Under the Road Accident Fund Act 56 of 1996, a claim for compensation for loss or damage arising from a motor vehicle accident constitutes a single, unitary and indivisible claim for compensation. The various items or heads of damage (including non-pecuniary loss) constituting the claim are not separate claims or separate causes of action. Non-pecuniary loss forms part of the unitary claim for compensation and does not constitute a separate and discrete claim. The late filing of the RAF4 serious injury assessment report outside the prescription period does not result in prescription of the claim for non-pecuniary loss, provided that: (1) the main RAF1 claim form was lodged within the three-year period under section 23(1), and (2) action was instituted within the five-year period under section 23(3) of the Act. Regulation 3(3)(b)(i) expressly permits the serious injury assessment report to be submitted separately after submission of the claim, and the regulations do not deal with prescription. The RAF4 form is a substantiation document for the non-pecuniary loss component of the unitary claim, not a separate claim itself.

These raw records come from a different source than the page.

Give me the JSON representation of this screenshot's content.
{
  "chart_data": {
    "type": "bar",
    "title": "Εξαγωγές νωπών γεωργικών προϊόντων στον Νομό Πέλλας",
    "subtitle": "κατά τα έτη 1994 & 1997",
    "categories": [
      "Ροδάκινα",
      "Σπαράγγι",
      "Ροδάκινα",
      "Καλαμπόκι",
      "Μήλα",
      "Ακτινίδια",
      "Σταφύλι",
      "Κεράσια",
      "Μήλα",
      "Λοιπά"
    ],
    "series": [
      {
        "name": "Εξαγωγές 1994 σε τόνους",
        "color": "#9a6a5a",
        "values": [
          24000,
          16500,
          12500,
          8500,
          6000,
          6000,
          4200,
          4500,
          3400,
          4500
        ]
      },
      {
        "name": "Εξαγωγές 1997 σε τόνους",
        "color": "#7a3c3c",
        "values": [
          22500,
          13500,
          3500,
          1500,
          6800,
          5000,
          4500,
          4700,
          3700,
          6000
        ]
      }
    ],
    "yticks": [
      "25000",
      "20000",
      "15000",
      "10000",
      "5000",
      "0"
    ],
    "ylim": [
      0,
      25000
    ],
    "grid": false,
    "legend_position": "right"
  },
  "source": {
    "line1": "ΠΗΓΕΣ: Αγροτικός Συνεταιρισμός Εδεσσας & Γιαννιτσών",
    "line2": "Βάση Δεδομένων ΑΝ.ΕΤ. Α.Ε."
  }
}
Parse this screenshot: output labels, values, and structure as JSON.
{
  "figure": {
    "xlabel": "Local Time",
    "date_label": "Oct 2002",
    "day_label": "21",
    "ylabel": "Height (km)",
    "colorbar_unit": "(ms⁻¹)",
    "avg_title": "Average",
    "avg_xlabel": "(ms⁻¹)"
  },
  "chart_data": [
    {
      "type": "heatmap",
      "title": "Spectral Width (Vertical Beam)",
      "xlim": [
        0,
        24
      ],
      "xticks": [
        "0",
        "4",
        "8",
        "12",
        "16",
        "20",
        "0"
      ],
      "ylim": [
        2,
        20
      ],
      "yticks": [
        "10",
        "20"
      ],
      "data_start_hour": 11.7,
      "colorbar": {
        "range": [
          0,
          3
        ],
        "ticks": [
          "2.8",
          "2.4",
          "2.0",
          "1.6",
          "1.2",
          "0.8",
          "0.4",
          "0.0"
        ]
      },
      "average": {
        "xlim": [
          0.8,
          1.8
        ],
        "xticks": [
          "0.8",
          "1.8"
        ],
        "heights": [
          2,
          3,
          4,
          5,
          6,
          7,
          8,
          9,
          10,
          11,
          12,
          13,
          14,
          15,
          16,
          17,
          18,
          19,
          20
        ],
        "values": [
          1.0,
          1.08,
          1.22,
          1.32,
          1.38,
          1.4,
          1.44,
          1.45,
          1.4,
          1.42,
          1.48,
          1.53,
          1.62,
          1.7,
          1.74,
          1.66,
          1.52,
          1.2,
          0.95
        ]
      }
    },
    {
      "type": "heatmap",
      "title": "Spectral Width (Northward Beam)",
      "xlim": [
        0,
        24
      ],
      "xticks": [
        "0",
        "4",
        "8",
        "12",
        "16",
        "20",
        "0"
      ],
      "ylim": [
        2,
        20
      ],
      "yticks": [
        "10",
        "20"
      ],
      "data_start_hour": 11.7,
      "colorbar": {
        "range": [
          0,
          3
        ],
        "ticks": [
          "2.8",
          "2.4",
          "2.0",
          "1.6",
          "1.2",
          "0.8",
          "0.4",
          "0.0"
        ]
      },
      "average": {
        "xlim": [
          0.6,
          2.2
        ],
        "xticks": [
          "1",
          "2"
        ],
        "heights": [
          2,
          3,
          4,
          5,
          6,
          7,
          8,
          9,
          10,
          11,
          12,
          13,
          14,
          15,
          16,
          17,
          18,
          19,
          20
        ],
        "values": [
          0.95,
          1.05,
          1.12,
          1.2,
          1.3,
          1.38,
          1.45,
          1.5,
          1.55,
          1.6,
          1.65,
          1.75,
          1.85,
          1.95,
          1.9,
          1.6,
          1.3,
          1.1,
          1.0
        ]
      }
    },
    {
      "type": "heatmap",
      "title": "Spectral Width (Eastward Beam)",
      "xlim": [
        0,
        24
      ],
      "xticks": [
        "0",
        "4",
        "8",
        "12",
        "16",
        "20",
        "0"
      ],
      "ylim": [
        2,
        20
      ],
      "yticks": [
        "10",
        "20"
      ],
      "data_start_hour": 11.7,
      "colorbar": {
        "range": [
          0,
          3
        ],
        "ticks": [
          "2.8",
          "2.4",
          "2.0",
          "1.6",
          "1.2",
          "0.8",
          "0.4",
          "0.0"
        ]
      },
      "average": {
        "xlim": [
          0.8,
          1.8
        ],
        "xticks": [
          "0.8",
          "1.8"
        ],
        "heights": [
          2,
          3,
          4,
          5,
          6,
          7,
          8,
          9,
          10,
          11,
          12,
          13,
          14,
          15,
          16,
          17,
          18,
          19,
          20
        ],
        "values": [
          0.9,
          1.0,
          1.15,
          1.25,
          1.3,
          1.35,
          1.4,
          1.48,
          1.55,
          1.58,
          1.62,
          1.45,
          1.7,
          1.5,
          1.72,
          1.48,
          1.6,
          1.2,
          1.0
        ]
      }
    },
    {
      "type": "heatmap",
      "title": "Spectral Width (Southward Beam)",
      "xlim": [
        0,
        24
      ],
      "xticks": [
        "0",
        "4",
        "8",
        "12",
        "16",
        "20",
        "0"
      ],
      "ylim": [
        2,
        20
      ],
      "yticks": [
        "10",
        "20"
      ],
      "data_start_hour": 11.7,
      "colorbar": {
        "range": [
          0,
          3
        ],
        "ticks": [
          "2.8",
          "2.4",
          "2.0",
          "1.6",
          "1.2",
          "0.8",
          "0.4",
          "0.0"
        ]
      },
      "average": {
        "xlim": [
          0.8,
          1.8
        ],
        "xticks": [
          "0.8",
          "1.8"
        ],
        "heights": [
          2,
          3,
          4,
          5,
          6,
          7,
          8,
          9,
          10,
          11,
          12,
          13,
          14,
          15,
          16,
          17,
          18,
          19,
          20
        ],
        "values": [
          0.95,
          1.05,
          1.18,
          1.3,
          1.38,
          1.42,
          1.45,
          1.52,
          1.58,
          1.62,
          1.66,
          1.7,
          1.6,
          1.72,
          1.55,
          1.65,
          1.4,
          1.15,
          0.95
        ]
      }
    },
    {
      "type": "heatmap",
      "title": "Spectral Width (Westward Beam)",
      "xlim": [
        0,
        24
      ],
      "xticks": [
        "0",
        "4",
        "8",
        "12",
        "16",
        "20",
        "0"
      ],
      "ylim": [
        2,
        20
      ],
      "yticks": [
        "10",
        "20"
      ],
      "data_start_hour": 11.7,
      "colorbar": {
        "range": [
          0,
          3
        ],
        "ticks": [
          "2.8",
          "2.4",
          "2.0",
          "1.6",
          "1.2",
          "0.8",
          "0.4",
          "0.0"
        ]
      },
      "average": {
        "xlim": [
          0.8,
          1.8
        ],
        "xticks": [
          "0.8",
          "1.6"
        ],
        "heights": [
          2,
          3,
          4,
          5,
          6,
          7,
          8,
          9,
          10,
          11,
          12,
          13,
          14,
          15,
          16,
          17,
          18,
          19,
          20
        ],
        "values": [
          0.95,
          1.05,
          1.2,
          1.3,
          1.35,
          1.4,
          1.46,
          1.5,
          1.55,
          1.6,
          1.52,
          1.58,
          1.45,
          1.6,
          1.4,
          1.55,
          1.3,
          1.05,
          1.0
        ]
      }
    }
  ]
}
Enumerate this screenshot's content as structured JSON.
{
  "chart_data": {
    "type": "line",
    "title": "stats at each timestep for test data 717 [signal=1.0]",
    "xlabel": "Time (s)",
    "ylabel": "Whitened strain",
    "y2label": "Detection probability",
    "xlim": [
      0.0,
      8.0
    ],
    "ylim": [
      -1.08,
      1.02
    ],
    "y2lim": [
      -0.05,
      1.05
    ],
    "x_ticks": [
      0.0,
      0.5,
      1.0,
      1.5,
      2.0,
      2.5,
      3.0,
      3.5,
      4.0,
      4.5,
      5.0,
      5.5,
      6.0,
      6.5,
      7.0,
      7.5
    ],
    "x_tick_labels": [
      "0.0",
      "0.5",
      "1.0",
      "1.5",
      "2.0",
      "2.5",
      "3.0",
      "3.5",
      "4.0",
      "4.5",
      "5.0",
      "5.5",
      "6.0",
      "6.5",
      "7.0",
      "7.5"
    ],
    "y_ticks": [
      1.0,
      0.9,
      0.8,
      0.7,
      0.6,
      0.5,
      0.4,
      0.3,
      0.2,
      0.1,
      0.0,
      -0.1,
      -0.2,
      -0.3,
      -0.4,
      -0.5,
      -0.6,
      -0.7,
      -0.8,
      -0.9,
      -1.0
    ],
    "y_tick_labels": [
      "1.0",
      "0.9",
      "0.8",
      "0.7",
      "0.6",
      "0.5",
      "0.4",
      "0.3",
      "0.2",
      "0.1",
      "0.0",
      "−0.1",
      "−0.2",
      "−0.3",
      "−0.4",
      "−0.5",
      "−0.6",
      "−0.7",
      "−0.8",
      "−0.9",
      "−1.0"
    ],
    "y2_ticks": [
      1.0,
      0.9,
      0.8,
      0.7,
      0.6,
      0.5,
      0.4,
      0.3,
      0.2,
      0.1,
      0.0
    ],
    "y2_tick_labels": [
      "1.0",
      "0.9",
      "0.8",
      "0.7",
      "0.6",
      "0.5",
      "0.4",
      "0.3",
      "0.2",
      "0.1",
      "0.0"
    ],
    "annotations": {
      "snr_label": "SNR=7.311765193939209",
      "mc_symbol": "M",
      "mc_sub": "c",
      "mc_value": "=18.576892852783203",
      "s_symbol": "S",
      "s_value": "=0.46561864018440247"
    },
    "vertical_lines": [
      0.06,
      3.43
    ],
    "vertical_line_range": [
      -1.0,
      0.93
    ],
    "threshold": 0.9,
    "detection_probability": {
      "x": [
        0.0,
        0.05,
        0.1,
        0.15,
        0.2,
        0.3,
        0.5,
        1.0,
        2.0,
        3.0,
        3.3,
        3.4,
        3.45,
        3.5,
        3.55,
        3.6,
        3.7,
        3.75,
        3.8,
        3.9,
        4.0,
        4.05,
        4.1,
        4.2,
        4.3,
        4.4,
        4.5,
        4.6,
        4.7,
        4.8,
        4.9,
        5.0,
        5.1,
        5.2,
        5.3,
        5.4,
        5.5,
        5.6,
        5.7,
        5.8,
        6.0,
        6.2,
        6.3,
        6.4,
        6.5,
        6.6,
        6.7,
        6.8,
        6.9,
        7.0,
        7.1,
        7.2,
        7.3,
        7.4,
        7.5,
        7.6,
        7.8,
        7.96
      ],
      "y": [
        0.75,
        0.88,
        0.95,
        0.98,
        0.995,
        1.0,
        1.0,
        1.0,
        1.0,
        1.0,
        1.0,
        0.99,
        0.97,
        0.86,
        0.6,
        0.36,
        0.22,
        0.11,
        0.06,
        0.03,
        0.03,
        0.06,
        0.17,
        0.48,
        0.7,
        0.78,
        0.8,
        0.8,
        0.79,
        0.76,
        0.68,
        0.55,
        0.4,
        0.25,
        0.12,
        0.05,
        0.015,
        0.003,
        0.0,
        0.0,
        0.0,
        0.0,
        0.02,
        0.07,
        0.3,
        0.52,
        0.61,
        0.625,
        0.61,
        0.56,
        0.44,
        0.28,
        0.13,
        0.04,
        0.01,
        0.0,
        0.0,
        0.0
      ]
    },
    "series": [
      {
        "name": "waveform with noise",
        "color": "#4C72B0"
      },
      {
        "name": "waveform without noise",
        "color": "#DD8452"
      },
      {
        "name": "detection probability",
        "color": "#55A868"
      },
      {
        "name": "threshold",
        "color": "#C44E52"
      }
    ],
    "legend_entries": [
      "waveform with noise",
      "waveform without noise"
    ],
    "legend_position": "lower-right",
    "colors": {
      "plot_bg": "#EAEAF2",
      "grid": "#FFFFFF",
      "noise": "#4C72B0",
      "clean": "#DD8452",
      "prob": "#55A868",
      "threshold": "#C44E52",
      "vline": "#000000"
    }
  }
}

The court made several obiter observations: (1) At best, the Fund would have been entitled to a stay of that part of the claim relating to non-pecuniary loss until the process set out in regulation 3 had been complied with by the claimant; (2) Upon receiving an RAF4 form, the Fund must either accept it and deal with the claim on that basis, or reject it if not satisfied it complies with the Act and regulations, in which case it must provide reasons under regulation 3(3)(d)(i) or direct further assessment under regulation 3(3)(d)(ii); (3) The court severely censured counsel for the respondent for the poor state of the heads of argument (all even-numbered pages were missing), describing the work as 'shoddy' and warning that the court will be less tolerant of such remissness in future. The court noted that had the parties prepared a statement of agreed facts under Uniform Rule 33, as would have been appropriate given that no evidence was led, the court would have needed to make an order to that effect.
This case is significant in South African Road Accident Fund jurisprudence because it clarifies: (1) That a claimant under the Road Accident Fund Act has a single, unitary, indivisible claim for compensation, not multiple separate claims for different heads of damage; (2) That non-pecuniary loss forms part of the unitary claim and does not constitute a separate claim subject to independent prescription; (3) That the RAF4 serious injury assessment report is a substantiation document that may be submitted separately from the main RAF1 claim form, and its late submission does not result in prescription of the claim for non-pecuniary loss provided the main claim was lodged timeously and action was instituted within the statutory periods; (4) The proper interpretation and interplay between sections 17, 23 and 24 of the Road Accident Fund Act and the regulations in relation to prescription. The case protects claimants from losing valid claims for non-pecuniary loss due to administrative delays in obtaining medical assessment reports, provided the main claim and action are timeously instituted.